VIDÉO - Variant Omicron : du porteur au laboratoire, comment le premier cas français a été identifié

TF1 | Reportage M. Verron, É. Boucher
Publié le 1 décembre 2021 à 12h25

Source : JT 20h Semaine

ÉPIDÉMIE - Le premier patient atteint du Covid-19 en France a été recensé à La Réunion, a-t-on appris mardi. Le 20H de TF1 détaille la méthode utilisée par le système de soin français pour attester de ce premier cas.

La France compte désormais un cas du variant Omicron, qui inquiète la planète, a-t-on appris mardi 30 novembre du docteur Patrick Mavingui, microbiologiste et directeur de recherche au CNRS.

C'est lors d'un test à l'arrivée à l'aéroport de Saint-Denis de la Réunion qu'a été identifié le premier cas sur notre sol. Mais comment cette découverte a-t-elle été réalisée ? Le 20H de TF1 remonte le fil.

Tous les passagers en provenance de l'étranger sont systématiquement dépistés. Parmi eux, ce lundi, un homme de 53 ans revenant d'un voyage en Afrique australe semble pouvoir être porteur du nouveau variant. Souffrant de maux de tête et douleur musculaire, il est placé à l'isolement.
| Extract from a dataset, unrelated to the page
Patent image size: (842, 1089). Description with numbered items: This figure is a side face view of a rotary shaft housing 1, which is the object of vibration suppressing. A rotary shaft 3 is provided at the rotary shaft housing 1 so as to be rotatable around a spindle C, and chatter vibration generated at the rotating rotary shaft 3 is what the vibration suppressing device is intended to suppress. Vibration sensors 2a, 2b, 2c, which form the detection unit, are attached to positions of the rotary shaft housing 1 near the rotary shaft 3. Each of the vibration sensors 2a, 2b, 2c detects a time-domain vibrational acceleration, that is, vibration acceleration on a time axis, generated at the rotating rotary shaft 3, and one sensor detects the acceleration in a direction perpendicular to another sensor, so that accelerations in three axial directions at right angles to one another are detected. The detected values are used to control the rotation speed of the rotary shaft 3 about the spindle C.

"On a été informés le dimanche, par l'Agence régionale de santé (ARS) et Santé publique France, qu'il y avait des échantillons suspectés, qui pouvaient éventuellement porter le variant Omicron", précise Dr Patrick Mavingui, microbiologiste et directeur de recherche au CNRS, dans la vidéo en tête de cet article. Et le médecin d'ajouter : "Donc, on s'est mobilisés dimanche pour aller récupérer les échantillons et les séquencer ensuite".
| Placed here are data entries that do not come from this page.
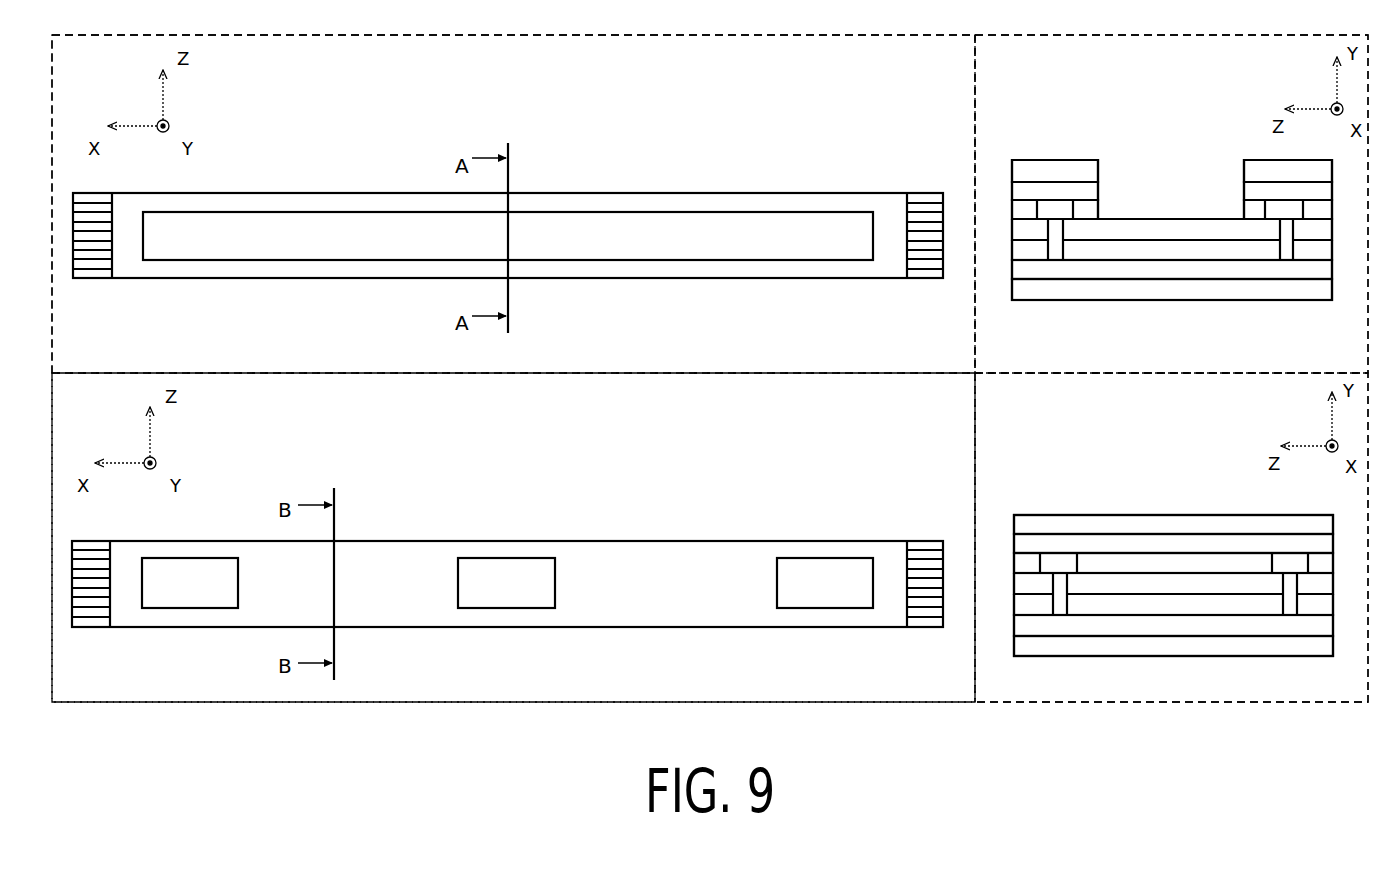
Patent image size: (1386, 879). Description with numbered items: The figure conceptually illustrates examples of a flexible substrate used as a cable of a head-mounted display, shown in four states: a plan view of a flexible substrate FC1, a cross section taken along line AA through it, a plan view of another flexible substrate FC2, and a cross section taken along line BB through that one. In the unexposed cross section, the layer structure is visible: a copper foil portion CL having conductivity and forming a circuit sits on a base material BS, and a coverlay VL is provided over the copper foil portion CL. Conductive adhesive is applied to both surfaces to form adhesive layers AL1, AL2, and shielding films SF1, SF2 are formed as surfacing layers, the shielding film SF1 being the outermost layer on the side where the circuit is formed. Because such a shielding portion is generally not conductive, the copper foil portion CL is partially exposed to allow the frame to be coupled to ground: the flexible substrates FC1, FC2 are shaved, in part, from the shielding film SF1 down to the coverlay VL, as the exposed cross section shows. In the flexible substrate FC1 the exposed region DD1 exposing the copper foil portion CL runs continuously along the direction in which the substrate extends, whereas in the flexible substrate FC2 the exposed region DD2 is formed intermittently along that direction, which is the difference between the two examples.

The flexible substrate FC1 is at (649, 203).
The flexible substrate FC2 is at (717, 553).
The exposed region DD1 is at (735, 223).
The exposed region DD2 is at (193, 570).
The shielding film SF1 is at (1078, 172).
The adhesive layer AL1 is at (1040, 192).
The coverlay VL is at (1253, 208).
The copper foil portion CL is at (1205, 232).
The base material BS is at (1237, 253).
The adhesive layer AL2 is at (1105, 272).
The shielding film SF2 is at (1177, 293).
L'indispensable méthode du séquençage

Mais l'opération est longue : pour détecter la présence d'un variant, un simple test PCR ne suffit pas. Un prélèvement doit être passé au crible par des laboratoires spécialisés qui réalisent ce que l'on appelle un séquençage.

C'est dans une plateforme comme celle dont dispose l'Hôpital Henri Mondor (AP-HP), à Créteil, dans le Val-de-Marne, que sont menées ces opérations complexes. Le virus y est extrait des tests, découpés en milliards de petits morceaux avant de se retrouver sur une plaque de verre. 
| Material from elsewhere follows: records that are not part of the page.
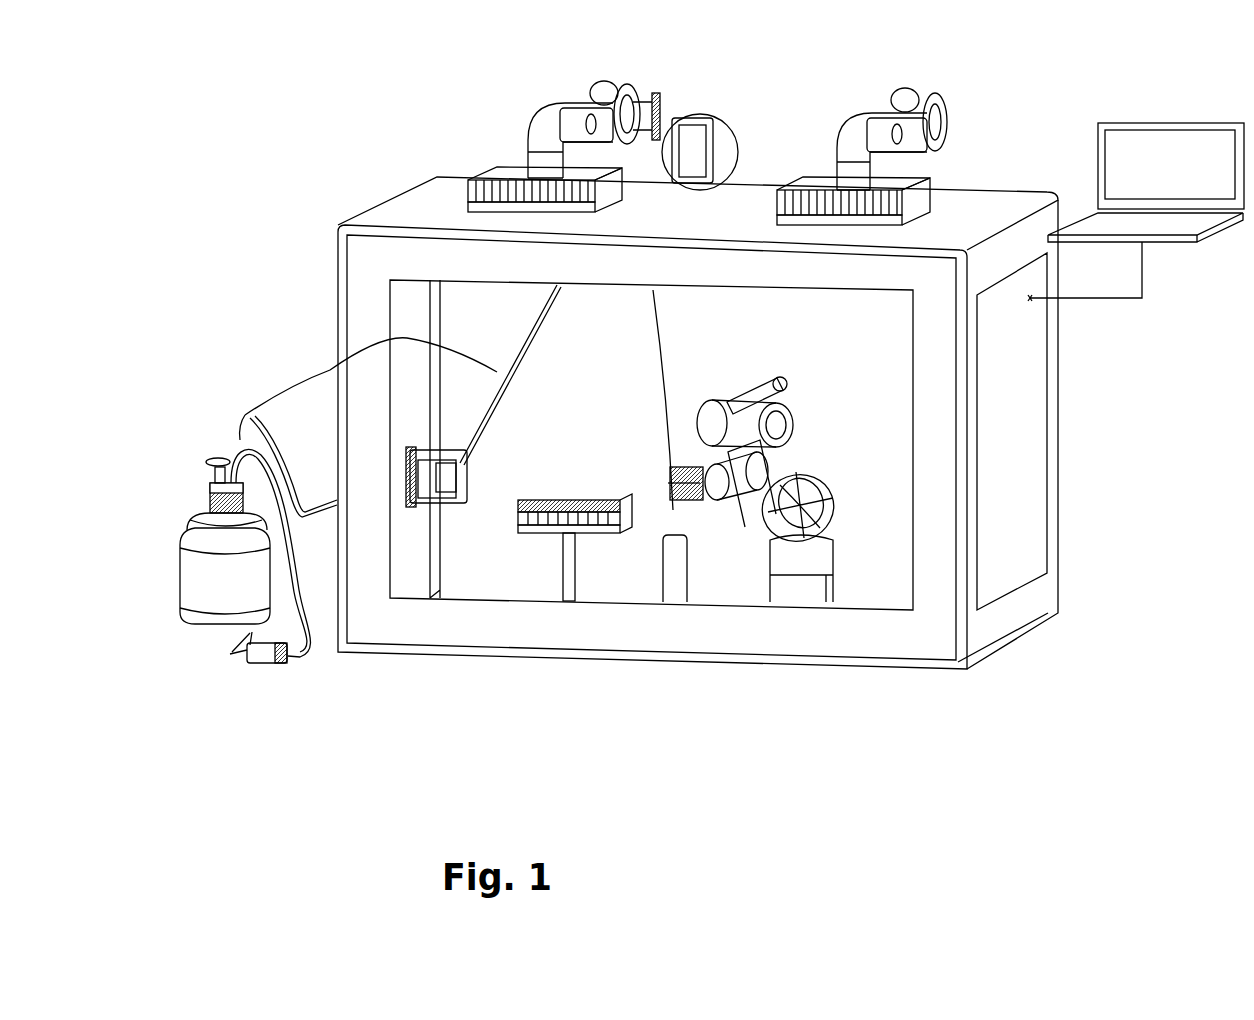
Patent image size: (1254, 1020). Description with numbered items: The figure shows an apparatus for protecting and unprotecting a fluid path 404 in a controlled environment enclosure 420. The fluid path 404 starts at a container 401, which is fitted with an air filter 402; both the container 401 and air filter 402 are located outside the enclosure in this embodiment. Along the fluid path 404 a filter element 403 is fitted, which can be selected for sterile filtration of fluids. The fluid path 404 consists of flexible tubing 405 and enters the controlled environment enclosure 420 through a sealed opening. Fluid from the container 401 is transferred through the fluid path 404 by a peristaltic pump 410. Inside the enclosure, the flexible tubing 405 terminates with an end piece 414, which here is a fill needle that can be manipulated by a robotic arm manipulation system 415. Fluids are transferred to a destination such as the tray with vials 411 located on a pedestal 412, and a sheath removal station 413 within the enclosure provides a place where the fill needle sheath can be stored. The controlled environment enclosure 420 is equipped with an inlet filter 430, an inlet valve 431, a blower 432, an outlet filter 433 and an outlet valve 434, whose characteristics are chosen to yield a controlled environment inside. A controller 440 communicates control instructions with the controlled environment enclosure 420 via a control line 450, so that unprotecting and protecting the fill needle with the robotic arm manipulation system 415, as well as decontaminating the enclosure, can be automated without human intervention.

The container 401 is at (190, 560).
The air filter 402 is at (207, 465).
The filter element 403 is at (265, 663).
The fluid path 404 is at (245, 415).
The flexible tubing 405 is at (530, 325).
The peristaltic pump 410 is at (440, 450).
The tray with vials 411 is at (518, 510).
The pedestal 412 is at (563, 565).
The sheath removal station 413 is at (677, 587).
The end piece 414 is at (677, 510).
The robotic arm manipulation system 415 is at (808, 590).
The controlled environment enclosure 420 is at (338, 285).
The inlet filter 430 is at (470, 182).
The inlet valve 431 is at (615, 100).
The blower 432 is at (700, 112).
The outlet filter 433 is at (763, 190).
The outlet valve 434 is at (912, 88).
The controller 440 is at (1106, 122).
The control line 450 is at (1078, 302).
"Des virus sont fixés sur cette plaque de verre et vont pouvoir être lus par la caméra du séquenceur", détaille le Dr Christophe Rodriguez, responsable de la plateforme de séquençage à l'Hôpital Henri Mondor (AP-HP). 

Puis, pendant 11 heures, la machine va analyser la composition du virus, laquelle va "être comparée à une composition classique. Et s'il y a des différences, on va appeler cela des mutations, qui vont nous permettre de savoir qu'il s'agit d'un variant ou d'un autre", poursuit le spécialiste.

Au total, il faudra 5 jours au laboratoire pour identifier le variant en question. Chaque semaine, plus de 6000 séquençages sont effectués en France afin de surveiller les mutations du virus et, à l'avenir, la propagation du variant Omicron. 

Aucun autre cas n'a pour l'heure été confirmé à La Réunion, mais des analyses sont toujours en cours.